Paul Scofield has died at 84 of leukemia. He was one of the greatest stage actors of his day but is best known among most of us for his portrayal of St. Thomas More in A Man for All Seaons.
It is cheering to learn, that as a man, he shared some significant characteristics with St. Thomas. Scofield, like More, was a brilliant, home-loving, humble, good man. This would be a good day to pray for him and his family. He brought us much joy.
"He was a stage actor by inclination and by his gifts -- a dramatic, craggy face and an unforgettable voice that was likened to a Rolls Royce starting up or the rumbling sound of low organ pipes."
"Actor Richard Burton, once regarded as the natural heir to Laurence Olivier and John Gielgud at the summit of British theater, said it was Scofield who deserved that place. "Of the 10 greatest moments in the theater, eight are Scofield's," he said."

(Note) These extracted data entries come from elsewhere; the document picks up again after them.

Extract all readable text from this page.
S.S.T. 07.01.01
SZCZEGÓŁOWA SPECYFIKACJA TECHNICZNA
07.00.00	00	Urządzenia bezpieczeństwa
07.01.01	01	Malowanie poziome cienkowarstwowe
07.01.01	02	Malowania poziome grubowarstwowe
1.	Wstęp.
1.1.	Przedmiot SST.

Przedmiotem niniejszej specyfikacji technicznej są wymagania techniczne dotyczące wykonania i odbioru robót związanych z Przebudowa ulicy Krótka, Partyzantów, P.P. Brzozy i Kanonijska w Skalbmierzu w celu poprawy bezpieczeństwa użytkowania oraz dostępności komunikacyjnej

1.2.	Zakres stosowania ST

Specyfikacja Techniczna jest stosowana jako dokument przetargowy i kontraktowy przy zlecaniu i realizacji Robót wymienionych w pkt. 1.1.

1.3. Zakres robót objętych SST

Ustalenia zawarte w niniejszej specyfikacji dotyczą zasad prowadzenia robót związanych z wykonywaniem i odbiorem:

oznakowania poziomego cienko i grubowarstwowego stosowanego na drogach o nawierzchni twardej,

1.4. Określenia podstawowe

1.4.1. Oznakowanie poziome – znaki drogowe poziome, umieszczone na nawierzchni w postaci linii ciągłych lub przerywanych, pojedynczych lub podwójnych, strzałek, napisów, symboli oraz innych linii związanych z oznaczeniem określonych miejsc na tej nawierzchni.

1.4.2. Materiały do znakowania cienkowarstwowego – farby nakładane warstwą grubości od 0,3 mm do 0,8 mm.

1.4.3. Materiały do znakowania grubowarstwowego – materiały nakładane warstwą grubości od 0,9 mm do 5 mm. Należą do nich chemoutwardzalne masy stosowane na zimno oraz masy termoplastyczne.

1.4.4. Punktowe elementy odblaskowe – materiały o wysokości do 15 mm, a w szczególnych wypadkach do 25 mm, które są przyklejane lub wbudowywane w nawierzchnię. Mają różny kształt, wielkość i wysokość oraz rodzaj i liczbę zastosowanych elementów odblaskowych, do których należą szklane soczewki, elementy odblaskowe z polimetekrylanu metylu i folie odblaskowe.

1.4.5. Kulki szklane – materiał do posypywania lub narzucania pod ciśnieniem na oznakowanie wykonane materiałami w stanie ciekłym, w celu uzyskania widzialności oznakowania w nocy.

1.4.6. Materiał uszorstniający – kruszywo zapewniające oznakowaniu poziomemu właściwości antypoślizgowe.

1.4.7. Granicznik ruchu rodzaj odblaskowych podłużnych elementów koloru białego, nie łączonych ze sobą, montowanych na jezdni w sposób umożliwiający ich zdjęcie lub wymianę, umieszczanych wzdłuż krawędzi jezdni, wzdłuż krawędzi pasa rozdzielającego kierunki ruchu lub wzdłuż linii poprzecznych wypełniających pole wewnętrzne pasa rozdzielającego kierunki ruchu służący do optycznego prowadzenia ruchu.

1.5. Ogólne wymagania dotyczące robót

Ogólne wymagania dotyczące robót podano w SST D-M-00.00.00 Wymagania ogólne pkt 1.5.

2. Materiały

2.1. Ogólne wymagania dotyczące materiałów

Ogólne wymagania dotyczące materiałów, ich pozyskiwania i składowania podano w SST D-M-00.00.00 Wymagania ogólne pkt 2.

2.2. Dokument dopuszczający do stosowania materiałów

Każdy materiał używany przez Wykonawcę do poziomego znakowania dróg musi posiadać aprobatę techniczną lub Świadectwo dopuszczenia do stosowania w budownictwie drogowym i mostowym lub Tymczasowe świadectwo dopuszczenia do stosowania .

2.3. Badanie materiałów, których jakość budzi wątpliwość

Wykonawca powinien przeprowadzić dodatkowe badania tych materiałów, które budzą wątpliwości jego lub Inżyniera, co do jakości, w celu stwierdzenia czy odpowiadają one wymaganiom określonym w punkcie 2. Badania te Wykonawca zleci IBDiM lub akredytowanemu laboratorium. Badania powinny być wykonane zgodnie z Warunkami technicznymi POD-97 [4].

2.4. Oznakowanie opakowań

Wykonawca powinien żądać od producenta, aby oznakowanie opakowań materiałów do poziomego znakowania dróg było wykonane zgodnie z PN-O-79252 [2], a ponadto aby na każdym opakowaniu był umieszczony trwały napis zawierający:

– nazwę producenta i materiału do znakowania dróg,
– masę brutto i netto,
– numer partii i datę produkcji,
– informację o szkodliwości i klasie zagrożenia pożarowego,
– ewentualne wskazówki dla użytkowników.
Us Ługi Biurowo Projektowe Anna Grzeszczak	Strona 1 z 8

Scofield was an unusual star -- a family man who lived almost his entire life within a few miles of his birthplace in southern England and hurried home after work to his wife and children. He didn't seek the spotlight, gave interviews sparingly, and at times seemed to need coaxing to venture out, even onto the stage he loved. His temperament, too, was unexpected in an actor who remained at the very top of his profession.
"It is hard not to be Polyanna-ish about Paul because he is such a manifestly good man, so humane and decent, and curiously void of ego," said director Richard Eyre, former artistic director of Britain's National Theatre. "All the pride he has is channeled through the thing that he does brilliantly."